Pois tenho acompanhado e incentivados os jovens ao longo desta caminhada à frente da direção de nossa instituição. Um exemplo são estes que assumiram a gestão estadual de prendas e peões e que traduzem, com o lema de trabalho, o MTG que eu quero e que faz eco nas mentes e corações de todos que se guiam pelas próprias consciências, sem cabrestos, dispostos a construir, a somar, livres de vaidades e jogos de poder… Outros tantos têm feito um trabalho admirável na construção de nosso movimento, num processo de continuidade, que não podemos confundir com continuísmo. É um processo que faz com este movimento atravesse décadas alicerçados nos valores estabelecidos em nossos documentos basilares.

Eles mostram que melhores exemplos podem vir dos jovens. Foram vários os momentos, nos últimos anos, protagonizados por jovens que sabem tomar decisões e posicionamento, até mesmo contrário, ensinando os pais e dirigentes na tomada de decisões em vários concursos, quando a existência de disputas e dúvidas. Tivemos vários exemplos em festas campeiras (Rolante e Esmeralda), Acampamento Farroupilha de Porto Alegre, Ciranda de Prendas em nível regional, rodeios… Enfim, em vários momentos estes jovens exercem o entendimento e a verdade, sem malícias e sem disputas que prejudiquem as referências de convivência em sociedade.

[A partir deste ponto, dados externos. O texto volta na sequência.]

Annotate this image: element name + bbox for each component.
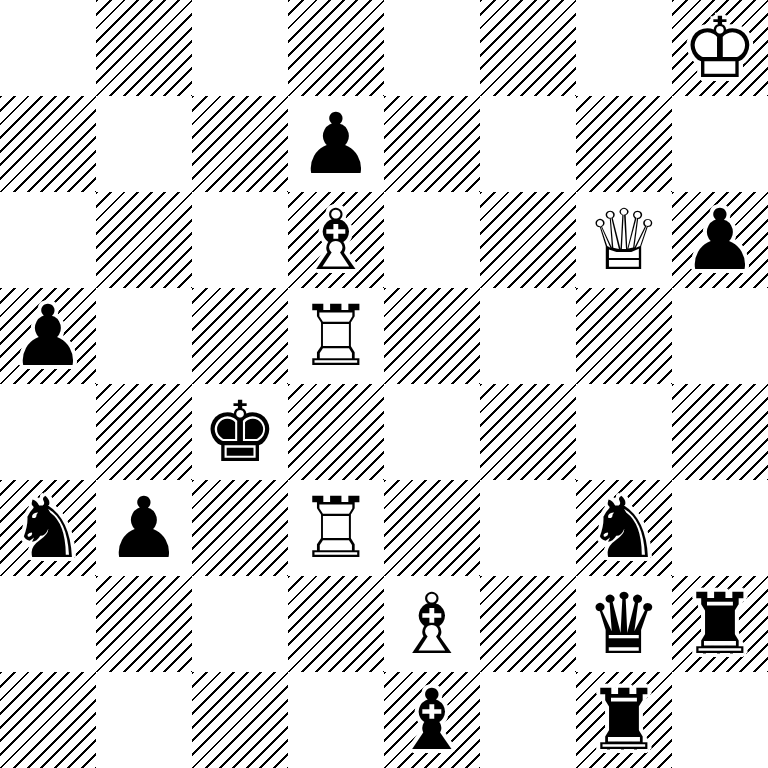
square-g6[interactable]: ♛♕ [576,192,672,288]
square-d7[interactable]: ♟♟ [288,96,384,192]
square-g4[interactable] [576,384,672,480]
square-g1[interactable]: ♜♜ [576,672,672,768]
square-c5[interactable] [192,288,288,384]
square-e1[interactable]: ♝♝ [384,672,480,768]
square-f8[interactable] [480,0,576,96]
black-pawn: ♟ [0,288,96,384]
white-rook: ♖ [288,480,384,576]
square-b1[interactable] [96,672,192,768]
square-a4[interactable] [0,384,96,480]
square-h8[interactable]: ♚♔ [672,0,768,96]
square-c3[interactable] [192,480,288,576]
square-h5[interactable] [672,288,768,384]
black-rook: ♜ [672,576,768,672]
square-b2[interactable] [96,576,192,672]
square-b3[interactable]: ♟♟ [96,480,192,576]
black-queen: ♛ [576,576,672,672]
square-f7[interactable] [480,96,576,192]
square-f6[interactable] [480,192,576,288]
square-f2[interactable] [480,576,576,672]
square-f5[interactable] [480,288,576,384]
square-b8[interactable] [96,0,192,96]
chess-board: ♚♔♟♟♝♗♛♕♟♟♟♟♜♖♚♚♞♞♟♟♜♖♞♞♝♗♛♛♜♜♝♝♜♜ [0,0,768,768]
square-d5[interactable]: ♜♖ [288,288,384,384]
black-knight: ♞ [0,480,96,576]
square-g5[interactable] [576,288,672,384]
square-c8[interactable] [192,0,288,96]
square-e7[interactable] [384,96,480,192]
square-c6[interactable] [192,192,288,288]
square-d3[interactable]: ♜♖ [288,480,384,576]
white-bishop: ♗ [384,576,480,672]
black-knight: ♞ [576,480,672,576]
square-d8[interactable] [288,0,384,96]
square-a3[interactable]: ♞♞ [0,480,96,576]
square-d6[interactable]: ♝♗ [288,192,384,288]
square-c4[interactable]: ♚♚ [192,384,288,480]
square-h1[interactable] [672,672,768,768]
black-king: ♚ [192,384,288,480]
square-a1[interactable] [0,672,96,768]
square-e4[interactable] [384,384,480,480]
square-h3[interactable] [672,480,768,576]
square-g8[interactable] [576,0,672,96]
white-king: ♔ [672,0,768,96]
square-g3[interactable]: ♞♞ [576,480,672,576]
square-c2[interactable] [192,576,288,672]
black-pawn: ♟ [672,192,768,288]
square-h7[interactable] [672,96,768,192]
square-c1[interactable] [192,672,288,768]
square-a6[interactable] [0,192,96,288]
square-e5[interactable] [384,288,480,384]
square-b7[interactable] [96,96,192,192]
square-d1[interactable] [288,672,384,768]
square-a8[interactable] [0,0,96,96]
black-bishop: ♝ [384,672,480,768]
square-a7[interactable] [0,96,96,192]
square-f3[interactable] [480,480,576,576]
square-g7[interactable] [576,96,672,192]
square-a2[interactable] [0,576,96,672]
square-b4[interactable] [96,384,192,480]
white-bishop: ♗ [288,192,384,288]
square-d2[interactable] [288,576,384,672]
square-a5[interactable]: ♟♟ [0,288,96,384]
square-c7[interactable] [192,96,288,192]
white-rook: ♖ [288,288,384,384]
black-rook: ♜ [576,672,672,768]
square-e3[interactable] [384,480,480,576]
square-e2[interactable]: ♝♗ [384,576,480,672]
square-h4[interactable] [672,384,768,480]
white-queen: ♕ [576,192,672,288]
square-b6[interactable] [96,192,192,288]
black-pawn: ♟ [288,96,384,192]
square-h2[interactable]: ♜♜ [672,576,768,672]
black-pawn: ♟ [96,480,192,576]
square-h6[interactable]: ♟♟ [672,192,768,288]
square-g2[interactable]: ♛♛ [576,576,672,672]
square-b5[interactable] [96,288,192,384]
square-e6[interactable] [384,192,480,288]
square-e8[interactable] [384,0,480,96]
square-d4[interactable] [288,384,384,480]
square-f4[interactable] [480,384,576,480]
square-f1[interactable] [480,672,576,768]
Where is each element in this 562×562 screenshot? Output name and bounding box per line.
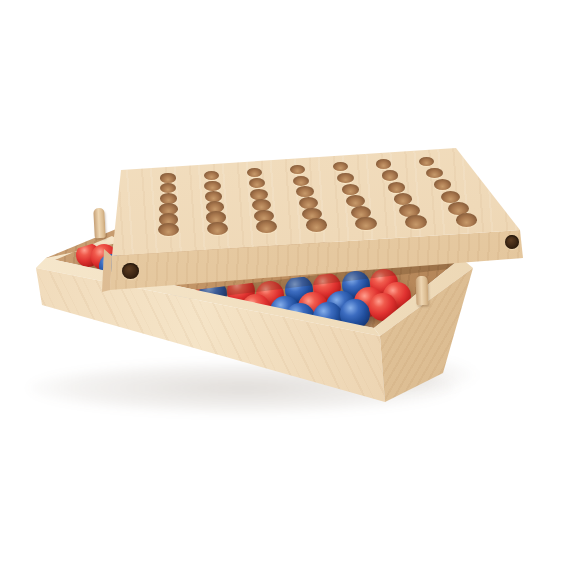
alignment-peg-right: [415, 276, 428, 305]
board-hole-r1-c4: [290, 165, 305, 174]
board-hole-r3-c3: [250, 189, 267, 200]
board-hole-r1-c3: [247, 168, 262, 177]
board-hole-r4-c6: [394, 193, 413, 205]
board-hole-r2-c5: [337, 173, 353, 183]
board-corner-peg-hole-left: [122, 263, 139, 279]
board-hole-r6-c6: [405, 215, 426, 229]
board-hole-r2-c7: [426, 168, 442, 178]
board-hole-r6-c5: [355, 217, 376, 231]
alignment-peg-left: [93, 208, 106, 239]
board-hole-r2-c4: [293, 176, 309, 186]
board-hole-r1-c2: [204, 171, 219, 180]
board-hole-r4-c4: [299, 197, 318, 209]
board-hole-r1-c7: [419, 157, 434, 166]
board-hole-r4-c7: [441, 191, 460, 203]
board-hole-r3-c6: [388, 182, 406, 193]
board-hole-r2-c2: [204, 181, 220, 191]
board-hole-r1-c1: [160, 173, 175, 182]
board-hole-r2-c6: [382, 170, 398, 180]
product-photo-connect-four: [0, 0, 562, 562]
board-hole-r6-c4: [306, 218, 327, 232]
board-hole-r4-c5: [346, 195, 365, 207]
board-corner-peg-hole-right: [505, 235, 519, 249]
board-hole-r3-c4: [296, 186, 314, 197]
board-hole-r1-c6: [376, 159, 391, 168]
board-hole-r6-c2: [207, 222, 228, 235]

Vejo que o Movimento desde o início de sua caminhada começou pelos jovens. Estes sempre foram os protagonistas, sempre estiveram à frente, pensando, discutindo, trabalhando e estabelecendo referenciais importantes e consolidadas em nosso meio. Trabalhamos para que estes movimentos sejam restabelecidos de forma mais coletiva, oportunizando e demonstrando que podemos fazer desta forma, onde todos sejam capazes de serem ouvidos, entendidos, onde suas vontades sejam vontades coletivas.

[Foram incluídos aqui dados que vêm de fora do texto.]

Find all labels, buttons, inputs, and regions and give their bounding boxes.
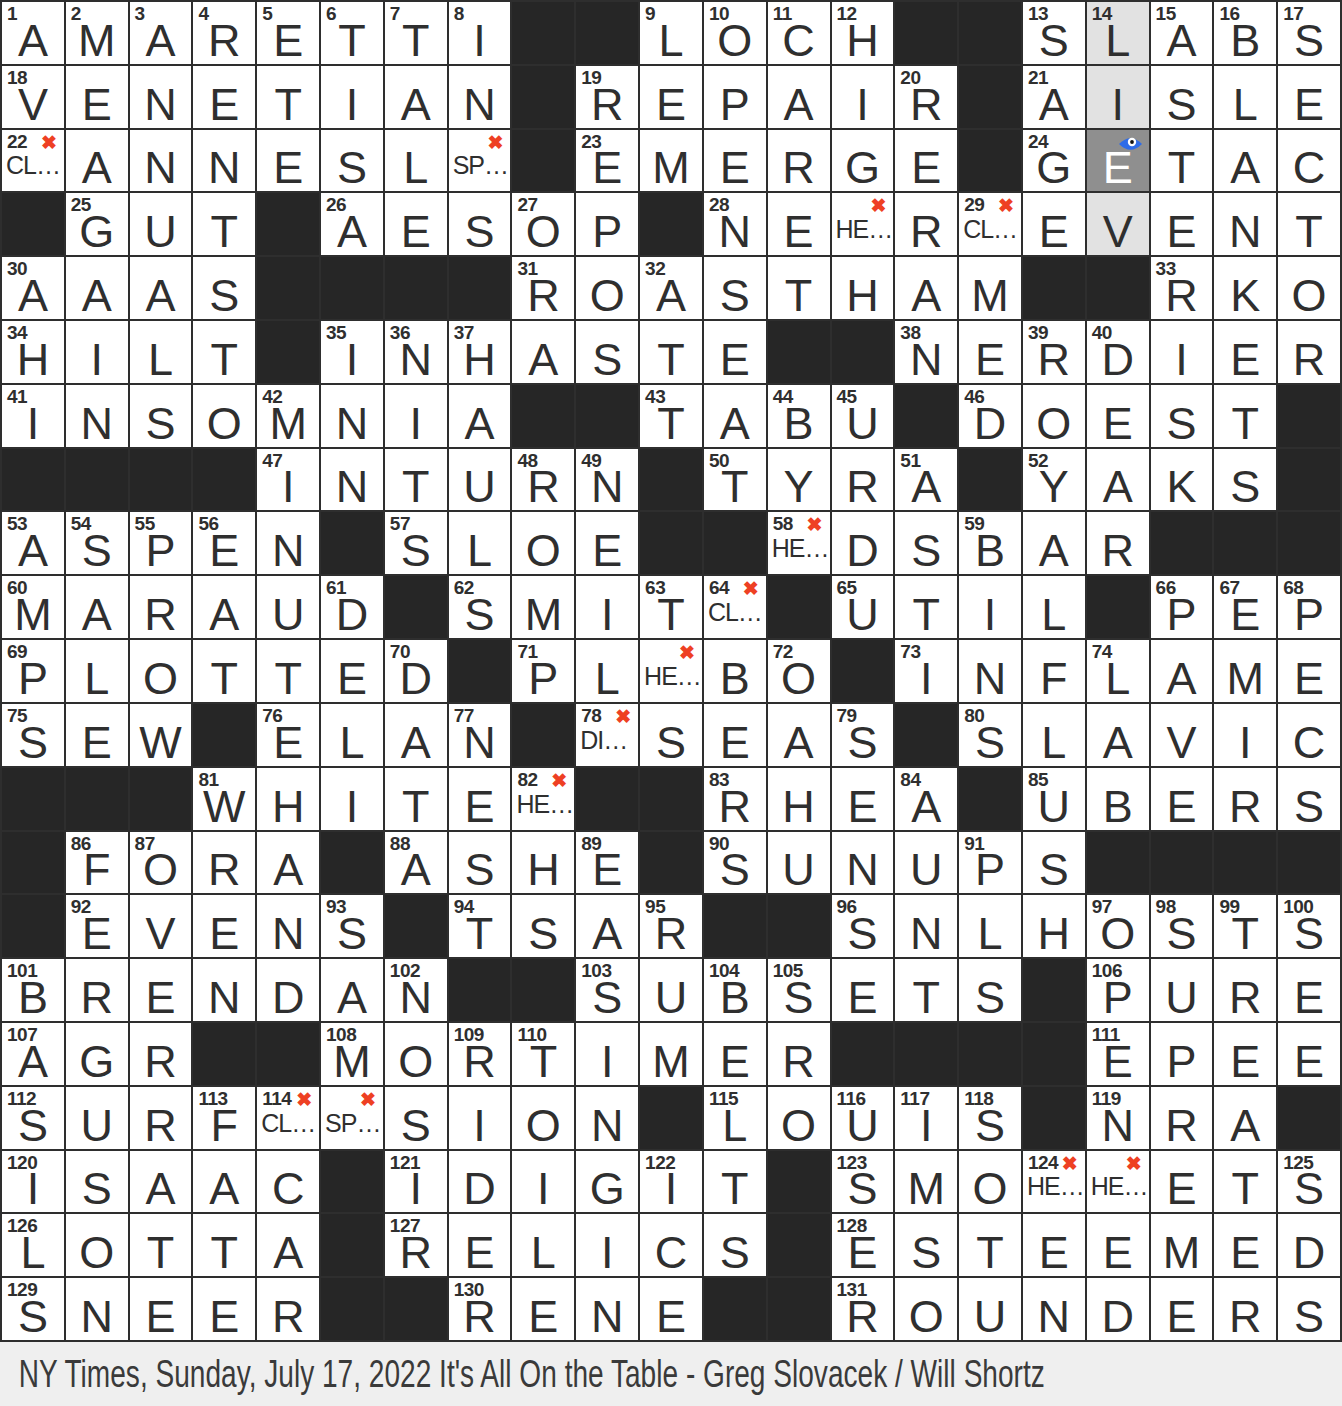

As manifestações individuais devem ser respeitadas e devem ser propositivas às construções de novas relações de respeito entre pessoas e um convívio social saudável. Os exemplos destas crianças, adolescentes e jovens adultos nos elevam a um patamar acima daqueles que pensam ser absolutamente proprietários de vontades e desejos, em ditar o que é certo e errado, o que pode e não pode. Já passamos por esta fase e as crianças e jovens estão demonstrando que é possível termos um movimento leve, livre, como foi estabelecido pelos homens e mulheres iniciadores deste movimento. Estes sim são nossos inspiradores e pensadores.

A essência ficou e os jovens a receberam e conseguem apoderar-se para darem continuidade a este trabalho. Por isso este mês de junho é muito importante para o MTG, é um mês inspirador, onde a juventude tradicionalista vai em busca do conhecimento e da livre liberdade de expressão e manifestação nos concursos regionais, incentivando a descoberta de novas lideranças. Assim ocorre a renovação e cabe a todos oportunizar a estes jovens as rédeas do movimento, mesclando a força da juventude com a experiência de vida dos que aqui estão. Isso no remete ao nosso tema anual: Unindo Gerações para Construir um Amanhã. Vamos seguir firmes, acreditando em nossas convicções e seguindo os exemplos de um de nossos inspiradores que nos diz: “Mais cedo ou mais tarde sempre chegará o dia em que teremos a certeza de que não foi em vão termos feito, sempre que possível um pouquinho além daquilo que era nosso estrito dever” (Cyro Dutra Ferreira). Vamos continuar buscando em homens deste quilate os exemplos do verdadeiro tradicionalismo.